THE JOURNEY back to the Tumblehome was slow, with Jean putting on an excellent show of misery, grogginess, and confusion. If the sight of two mud-splattered, overdressed outlanders and three horses escorted by a don struck anyone as unusual, they kept their comments to themselves and reserved their stares for Don Salvara’s back. Along the way, they passed Calo, now walking about casually in the plain garb of a laborer. He flashed rapid and subtle hand signals; with no sign of Bug, he would take up position at one of their prearranged rendezvous sites. And he would pray.
“Lukas! Surely it can’t be. I say, Lukas Fehrwight!”
As Calo vanished into the crowd, Galdo appeared just as suddenly, dressed in the bright silks and cottons of a prosperous Camorri merchant; his slashed and ruffled coat alone was probably worth as much as the barge the Gentlemen Bastards had poled up the river that morning. There was nothing now about him to remind the don or his man of the alley cutthroats; unmasked, with his hair slicked back under a small round cap, Galdo was the very picture of physical and fiscal respectability.

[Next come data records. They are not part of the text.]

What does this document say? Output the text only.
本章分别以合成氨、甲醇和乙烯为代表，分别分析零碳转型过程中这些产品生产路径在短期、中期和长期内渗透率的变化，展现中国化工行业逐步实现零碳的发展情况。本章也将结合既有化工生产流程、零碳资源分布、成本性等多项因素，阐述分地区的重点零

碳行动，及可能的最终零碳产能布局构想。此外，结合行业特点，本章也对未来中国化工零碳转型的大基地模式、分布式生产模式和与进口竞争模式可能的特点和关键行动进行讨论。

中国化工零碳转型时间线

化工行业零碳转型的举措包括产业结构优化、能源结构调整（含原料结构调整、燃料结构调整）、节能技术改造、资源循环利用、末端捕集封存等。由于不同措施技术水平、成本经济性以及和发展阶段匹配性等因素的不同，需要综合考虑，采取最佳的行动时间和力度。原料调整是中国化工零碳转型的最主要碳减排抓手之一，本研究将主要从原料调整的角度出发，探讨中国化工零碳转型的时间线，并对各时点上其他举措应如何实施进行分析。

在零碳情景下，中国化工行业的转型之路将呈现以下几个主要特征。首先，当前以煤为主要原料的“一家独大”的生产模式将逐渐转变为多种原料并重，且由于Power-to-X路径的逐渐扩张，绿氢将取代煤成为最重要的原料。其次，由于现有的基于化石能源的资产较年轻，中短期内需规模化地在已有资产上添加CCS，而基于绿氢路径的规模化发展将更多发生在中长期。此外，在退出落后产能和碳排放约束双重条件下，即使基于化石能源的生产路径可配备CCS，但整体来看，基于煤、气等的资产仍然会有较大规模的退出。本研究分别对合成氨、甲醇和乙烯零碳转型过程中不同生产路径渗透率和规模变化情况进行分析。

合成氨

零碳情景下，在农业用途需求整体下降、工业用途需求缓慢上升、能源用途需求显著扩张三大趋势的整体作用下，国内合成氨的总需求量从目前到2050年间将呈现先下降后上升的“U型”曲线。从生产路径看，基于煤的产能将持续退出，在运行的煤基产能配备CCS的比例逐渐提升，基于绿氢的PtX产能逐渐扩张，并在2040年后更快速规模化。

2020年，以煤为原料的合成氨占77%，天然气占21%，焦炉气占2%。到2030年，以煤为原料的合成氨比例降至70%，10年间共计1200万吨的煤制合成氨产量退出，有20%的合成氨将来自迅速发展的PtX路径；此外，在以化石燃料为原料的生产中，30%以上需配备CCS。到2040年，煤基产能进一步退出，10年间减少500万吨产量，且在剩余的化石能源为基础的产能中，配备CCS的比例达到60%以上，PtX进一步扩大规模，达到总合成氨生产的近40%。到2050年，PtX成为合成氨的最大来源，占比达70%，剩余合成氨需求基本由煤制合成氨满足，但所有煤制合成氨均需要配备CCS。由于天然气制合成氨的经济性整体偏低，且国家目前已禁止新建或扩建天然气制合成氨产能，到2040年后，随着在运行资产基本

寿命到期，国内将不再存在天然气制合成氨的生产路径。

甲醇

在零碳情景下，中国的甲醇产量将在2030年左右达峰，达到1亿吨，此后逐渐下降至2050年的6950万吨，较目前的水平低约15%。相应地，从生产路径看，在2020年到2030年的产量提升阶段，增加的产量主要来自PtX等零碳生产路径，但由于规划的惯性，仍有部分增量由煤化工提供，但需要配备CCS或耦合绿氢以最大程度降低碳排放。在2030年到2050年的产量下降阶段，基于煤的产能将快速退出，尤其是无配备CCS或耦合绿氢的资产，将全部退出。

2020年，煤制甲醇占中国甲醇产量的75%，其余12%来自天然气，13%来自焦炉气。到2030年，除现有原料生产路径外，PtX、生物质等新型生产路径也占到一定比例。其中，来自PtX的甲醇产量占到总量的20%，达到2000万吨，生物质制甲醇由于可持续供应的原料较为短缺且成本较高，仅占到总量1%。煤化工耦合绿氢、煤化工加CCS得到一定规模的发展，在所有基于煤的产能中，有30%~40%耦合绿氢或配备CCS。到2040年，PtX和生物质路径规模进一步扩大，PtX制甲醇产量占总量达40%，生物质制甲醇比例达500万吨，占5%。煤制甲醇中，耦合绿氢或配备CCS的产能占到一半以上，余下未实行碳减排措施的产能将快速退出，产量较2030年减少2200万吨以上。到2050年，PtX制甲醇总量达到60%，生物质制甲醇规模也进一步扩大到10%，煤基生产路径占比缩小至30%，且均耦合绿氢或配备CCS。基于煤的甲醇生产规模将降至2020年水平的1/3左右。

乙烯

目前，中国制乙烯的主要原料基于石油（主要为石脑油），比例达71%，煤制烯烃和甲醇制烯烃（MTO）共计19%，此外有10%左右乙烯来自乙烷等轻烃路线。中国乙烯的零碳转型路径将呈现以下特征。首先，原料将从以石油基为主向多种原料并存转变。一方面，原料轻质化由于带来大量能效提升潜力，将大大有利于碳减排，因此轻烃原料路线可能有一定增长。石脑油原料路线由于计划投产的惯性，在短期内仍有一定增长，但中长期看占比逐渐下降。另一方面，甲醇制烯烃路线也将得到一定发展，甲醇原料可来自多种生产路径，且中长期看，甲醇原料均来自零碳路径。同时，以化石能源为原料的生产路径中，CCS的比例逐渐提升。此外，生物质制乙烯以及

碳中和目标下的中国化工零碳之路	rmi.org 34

He twirled a little lacquered cane and stepped toward Don Lorenzo’s odd little party, smiling broadly.
“Why—Evante!” Locke-as-Fehrwight stopped and stared in mock astonishment, then held out a hand for a vigorous shake from the newcomer. “What a pleasant surprise!”
“Quite, Lukas, quite—but what the hell’s happened to you? And to you, Graumann? You look as though you just lost a fight!”
“Ah, we did.” Locke looked down and rubbed his eyes. “Evante, it has been a very peculiar morning. Grau and I might not even be alive if not for our rather extraordinary guide, here.” Pulling Galdo toward him, Locke held a hand out toward the don. “My Lord Salvara, may I introduce to you Evante Eccari, a solicitor of your Razona district? Evante, this is Don Lorenzo Salvara. Of the Nacozza Vineyards, if you still pay attention to those properties.”
“Twelve gods!” Galdo swept his hat off and bowed deeply at the waist. “A don. I should have recognized you immediately, m’lord. A thousand pardons. Evante Eccari, entirely at your service.”
“A pleasure, Master Eccari.” Don Salvara bowed correctly but casually, then stepped forward to shake the newcomer’s hand; this signaled his permission to deduct any superfluous bowing and scraping from the conversation. “You, ah, you know Master Fehrwight, then?”
“Lukas and I go well back, m’lord.” Without turning his back on Don Salvara, he fussily brushed a bit of dried muck from the shoulders of Locke’s black coat. “I work out of Meraggio’s, mostly, handling customs and license work for our friends in the north. Lukas is one of bel Auster’s best and brightest.”